La difesa sulla collaborazione commerciale

Nel post, Pirlo ha sottolineato di aver sempre rispettato le leggi dei Paesi in cui ha lavorato e gli accordi sottoscritti: “La collaborazione professionale oggetto delle recenti polemiche nasce nell’ambito del mio percorso lavorativo negli Emirati Arabi Uniti ed è esclusivamente di natura commerciale e sportiva. Attribuire a tale collaborazione un significato politico significa attribuirmi convinzioni che non ho mai espresso e che non mi appartengono”.

L’ex regista ha poi ringraziato Paolo Maldini e Leonardo per la fiducia ricevuta: “Conosco la loro competenza, la loro serietà e l’amore che hanno sempre dedicato al calcio italiano”. Sulla vicenda ha aggiunto: “Mi rammarica che una scelta di carattere sportivo sia stata rapidamente trascinata in un confronto pubblico che ha finito per attribuire alla mia persona significati e intenzioni che non mi appartengono”.

Il messaggio si chiude con un passaggio sull’azzurro: “L’amore per l’Italia non dipende da un incarico. Fa parte della mia storia, della mia identità e continuerà ad accompagnarmi, sempre”.

Fonbet nella black list dell’ADM

Nella stessa giornata è arrivato un provvedimento che riguarda proprio la collaborazione al centro delle polemiche. Da oggi, lunedì 27 luglio 2026, deve essere attuata l’inibizione dei domini Fonbet.com, Fonbet.info e Fonbetpoker.com, inseriti nell’ultimo aggiornamento dell’elenco dei siti di gioco online non autorizzati alla raccolta in Italia.

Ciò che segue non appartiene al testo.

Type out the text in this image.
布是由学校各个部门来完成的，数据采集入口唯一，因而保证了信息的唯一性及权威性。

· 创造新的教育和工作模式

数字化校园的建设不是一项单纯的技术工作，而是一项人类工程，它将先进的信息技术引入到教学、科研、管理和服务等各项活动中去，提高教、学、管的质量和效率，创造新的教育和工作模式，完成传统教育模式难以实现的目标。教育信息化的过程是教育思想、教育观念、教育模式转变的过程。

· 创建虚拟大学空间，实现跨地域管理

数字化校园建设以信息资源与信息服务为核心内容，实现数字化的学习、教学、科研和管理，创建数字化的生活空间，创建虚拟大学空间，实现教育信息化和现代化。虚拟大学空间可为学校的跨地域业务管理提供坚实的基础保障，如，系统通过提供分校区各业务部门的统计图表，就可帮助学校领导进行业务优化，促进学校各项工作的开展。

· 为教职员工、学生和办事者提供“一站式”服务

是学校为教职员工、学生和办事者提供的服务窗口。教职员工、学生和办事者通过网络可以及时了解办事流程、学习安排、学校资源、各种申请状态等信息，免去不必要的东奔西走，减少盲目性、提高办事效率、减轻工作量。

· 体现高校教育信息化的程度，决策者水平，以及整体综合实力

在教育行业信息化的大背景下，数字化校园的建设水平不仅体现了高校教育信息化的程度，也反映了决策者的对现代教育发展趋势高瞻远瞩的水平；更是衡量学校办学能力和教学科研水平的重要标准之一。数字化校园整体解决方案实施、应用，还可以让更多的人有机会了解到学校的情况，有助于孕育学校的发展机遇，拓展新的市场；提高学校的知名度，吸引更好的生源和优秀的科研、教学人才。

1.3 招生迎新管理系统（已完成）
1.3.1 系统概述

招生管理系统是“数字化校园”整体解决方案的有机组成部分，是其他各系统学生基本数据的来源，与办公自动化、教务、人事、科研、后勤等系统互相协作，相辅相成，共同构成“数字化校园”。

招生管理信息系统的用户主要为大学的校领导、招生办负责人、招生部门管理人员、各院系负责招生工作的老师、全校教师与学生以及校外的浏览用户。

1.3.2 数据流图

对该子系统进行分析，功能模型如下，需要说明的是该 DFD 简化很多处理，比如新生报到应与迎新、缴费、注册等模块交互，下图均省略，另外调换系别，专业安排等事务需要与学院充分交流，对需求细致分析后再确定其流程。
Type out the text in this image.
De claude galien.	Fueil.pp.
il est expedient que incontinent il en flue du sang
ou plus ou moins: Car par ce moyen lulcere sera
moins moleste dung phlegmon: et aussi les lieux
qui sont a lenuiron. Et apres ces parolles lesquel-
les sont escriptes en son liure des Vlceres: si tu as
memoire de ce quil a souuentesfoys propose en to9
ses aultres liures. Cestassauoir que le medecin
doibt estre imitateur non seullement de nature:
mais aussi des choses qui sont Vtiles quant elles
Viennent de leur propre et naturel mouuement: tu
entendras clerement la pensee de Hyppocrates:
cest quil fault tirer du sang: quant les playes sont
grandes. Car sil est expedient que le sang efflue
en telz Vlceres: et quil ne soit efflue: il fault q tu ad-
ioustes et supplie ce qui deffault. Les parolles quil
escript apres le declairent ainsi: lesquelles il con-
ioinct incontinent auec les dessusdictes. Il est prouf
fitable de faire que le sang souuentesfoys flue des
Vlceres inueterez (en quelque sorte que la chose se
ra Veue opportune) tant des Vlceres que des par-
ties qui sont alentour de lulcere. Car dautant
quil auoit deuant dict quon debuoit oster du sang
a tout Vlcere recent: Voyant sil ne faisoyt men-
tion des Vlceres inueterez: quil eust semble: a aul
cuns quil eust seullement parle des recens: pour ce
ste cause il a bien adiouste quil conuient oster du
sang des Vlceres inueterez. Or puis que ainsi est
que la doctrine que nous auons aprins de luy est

Lo riferisce Agimeg.

Secondo quanto appreso da Agimeg, sono in corso ricerche e approfondimenti più dettagliati per ricostruire la portata del rapporto tra Pirlo e Fonbet e verificare in quale misura l’ex calciatore abbia promosso il marchio e le sue attività.

La reazione di Pina Picierno

Sul mancato incarico è intervenuta l’europarlamentare Pina Picierno, vicepresidente del Parlamento europeo, con un messaggio pubblicato sui social: “Accolgo con soddisfazione la scelta di non nominare Andrea Pirlo Ct della Nazionale”.

Picierno ha motivato così la propria posizione: “È una scelta giusta e doverosa, considerato ciò che Pirlo ha scelto di fare: prestare, liberamente e ripetutamente il proprio prestigio a un’operazione di normalizzazione del regime di Putin, partecipando a iniziative sfruttate dalla propaganda del Cremlino mentre l’Ucraina veniva bombardata. La Nazionale italiana rappresenta l’Italia nel mondo. E l’Italia è dalla parte dell’Ucraina, dell’Unione europea e del diritto internazionale, con buona pace dei servi del regime putiniano che oggi saranno un po’ meno entusiasti”.